The Semi-Weekly Union, Yreka, California, June 18, 1864, page 2

    OSSIAN E. DODGE and WILLIAM HAYWARD were at Yreka, Cal. May 24, Forks of Humbug (whew! what a name!) 25th, Hawkinsville 26th, and Cottonwood 27th, which wound up for the present their travels in California. May 28th they were at Gassburg, Oregon, and May 30th at Jacksonville, en route for Portland.
    WILLIAM HAYWARD, the balladist, is making both fame and fortune in the golden land of California. The Union, published at Yreka, speaks of this young gentleman as follows:--"The songs of Mr. Hayward were rendered in that perfect expression of language which makes every word understood by his audience. We cannot better express our opinion of Mr. Hayward's singing than by using the language of another, that we have not heard everybody sing, but Hayward has the sweetest voice, and is the best singer we have ever heard."
"Miscellaneous," New York Clipper, July 9, 1864, page 103

    SHOOTING AFFRAY.--On last Tuesday an affray occurred between Henry Billenbrook and John Debinger, on Bear Creek, five miles from town.
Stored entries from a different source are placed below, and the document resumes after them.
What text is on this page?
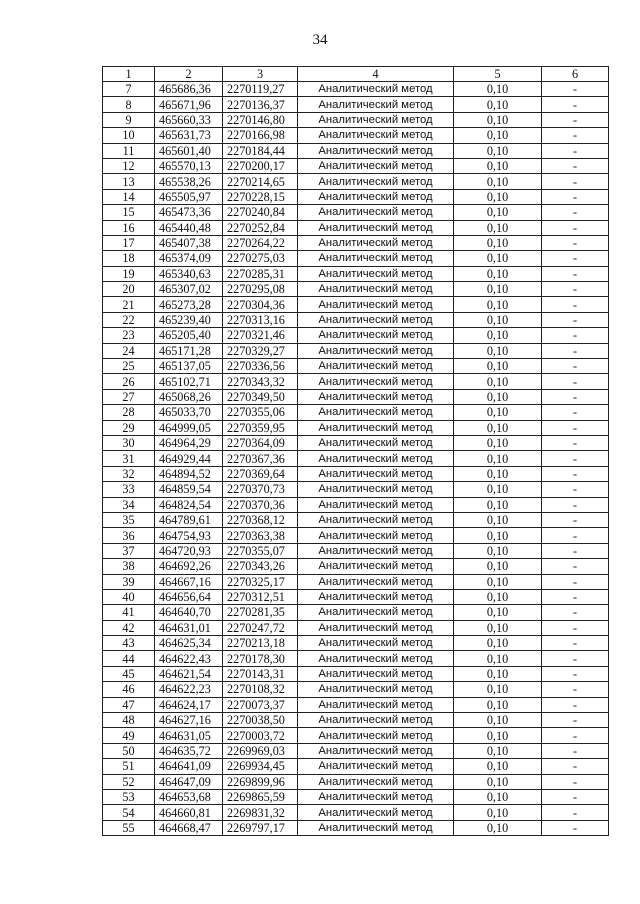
34
1	2	3	4	5	6
7	465686,36	2270119,27	Аналитический метод	0,10	-
8	465671,96	2270136,37	Аналитический метод	0,10	-
9	465660,33	2270146,80	Аналитический метод	0,10	-
10	465631,73	2270166,98	Аналитический метод	0,10	-
11	465601,40	2270184,44	Аналитический метод	0,10	-
12	465570,13	2270200,17	Аналитический метод	0,10	-
13	465538,26	2270214,65	Аналитический метод	0,10	-
14	465505,97	2270228,15	Аналитический метод	0,10	-
15	465473,36	2270240,84	Аналитический метод	0,10	-
16	465440,48	2270252,84	Аналитический метод	0,10	-
17	465407,38	2270264,22	Аналитический метод	0,10	-
18	465374,09	2270275,03	Аналитический метод	0,10	-
19	465340,63	2270285,31	Аналитический метод	0,10	-
20	465307,02	2270295,08	Аналитический метод	0,10	-
21	465273,28	2270304,36	Аналитический метод	0,10	-
22	465239,40	2270313,16	Аналитический метод	0,10	-
23	465205,40	2270321,46	Аналитический метод	0,10	-
24	465171,28	2270329,27	Аналитический метод	0,10	-
25	465137,05	2270336,56	Аналитический метод	0,10	-
26	465102,71	2270343,32	Аналитический метод	0,10	-
27	465068,26	2270349,50	Аналитический метод	0,10	-
28	465033,70	2270355,06	Аналитический метод	0,10	-
29	464999,05	2270359,95	Аналитический метод	0,10	-
30	464964,29	2270364,09	Аналитический метод	0,10	-
31	464929,44	2270367,36	Аналитический метод	0,10	-
32	464894,52	2270369,64	Аналитический метод	0,10	-
33	464859,54	2270370,73	Аналитический метод	0,10	-
34	464824,54	2270370,36	Аналитический метод	0,10	-
35	464789,61	2270368,12	Аналитический метод	0,10	-
36	464754,93	2270363,38	Аналитический метод	0,10	-
37	464720,93	2270355,07	Аналитический метод	0,10	-
38	464692,26	2270343,26	Аналитический метод	0,10	-
39	464667,16	2270325,17	Аналитический метод	0,10	-
40	464656,64	2270312,51	Аналитический метод	0,10	-
41	464640,70	2270281,35	Аналитический метод	0,10	-
42	464631,01	2270247,72	Аналитический метод	0,10	-
43	464625,34	2270213,18	Аналитический метод	0,10	-
44	464622,43	2270178,30	Аналитический метод	0,10	-
45	464621,54	2270143,31	Аналитический метод	0,10	-
46	464622,23	2270108,32	Аналитический метод	0,10	-
47	464624,17	2270073,37	Аналитический метод	0,10	-
48	464627,16	2270038,50	Аналитический метод	0,10	-
49	464631,05	2270003,72	Аналитический метод	0,10	-
50	464635,72	2269969,03	Аналитический метод	0,10	-
51	464641,09	2269934,45	Аналитический метод	0,10	-
52	464647,09	2269899,96	Аналитический метод	0,10	-
53	464653,68	2269865,59	Аналитический метод	0,10	-
54	464660,81	2269831,32	Аналитический метод	0,10	-
55	464668,47	2269797,17	Аналитический метод	0,10	-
It appeared from the testimony taken before Judge Tolman that Debinger had frequently threatened the life of Billenbrook; that on this occasion D. attacked him with the butt of a horse whip, whereupon B. drew a revolver and fired four shots, three of them taking effect, one in each arm, and one grazing his neck.
    Debinger was arrested and after a trial of two days he was fined $50 and costs for an assault, and bound over to keep the peace in the sum of $500.
Oregon Sentinel, Jacksonville, August 6, 1864, page 2

    DIPHTHERIA.--The Jacksonville Sentinel says this terrible disease has again made its appearance in the Rogue River Valley, and to a considerable extent balked the skill of the physicians, numbering its victims with those who sleep their last sleep. We learn that it is also become prevalent in the Willamette Valley, and too much care cannot be exercised to prevent its fatal termination. An application of wet salt to the throat at night is an efficient remedy for light attacks.
"Oregon," Daily Colonist, Victoria, British Columbia, August 31, 1864. page 3

    E. K. Anderson granted license to keep a ferry on Klamath River, on the road leading to Jacksonville, for one year, upon his paying $144 into the county treasury and filing approved bond in the sum of $1,500.

"Board of Supervisors,"
The Semi-Weekly Union, Yreka, California, November 9, 1864, page 2

    The late storm has been very severe at the North. At Jacksonville, Oregon, the flood was greater than ever before known--exceeding that of '61 and '62. Bridges built 15 higher than the flood of that season were washed away.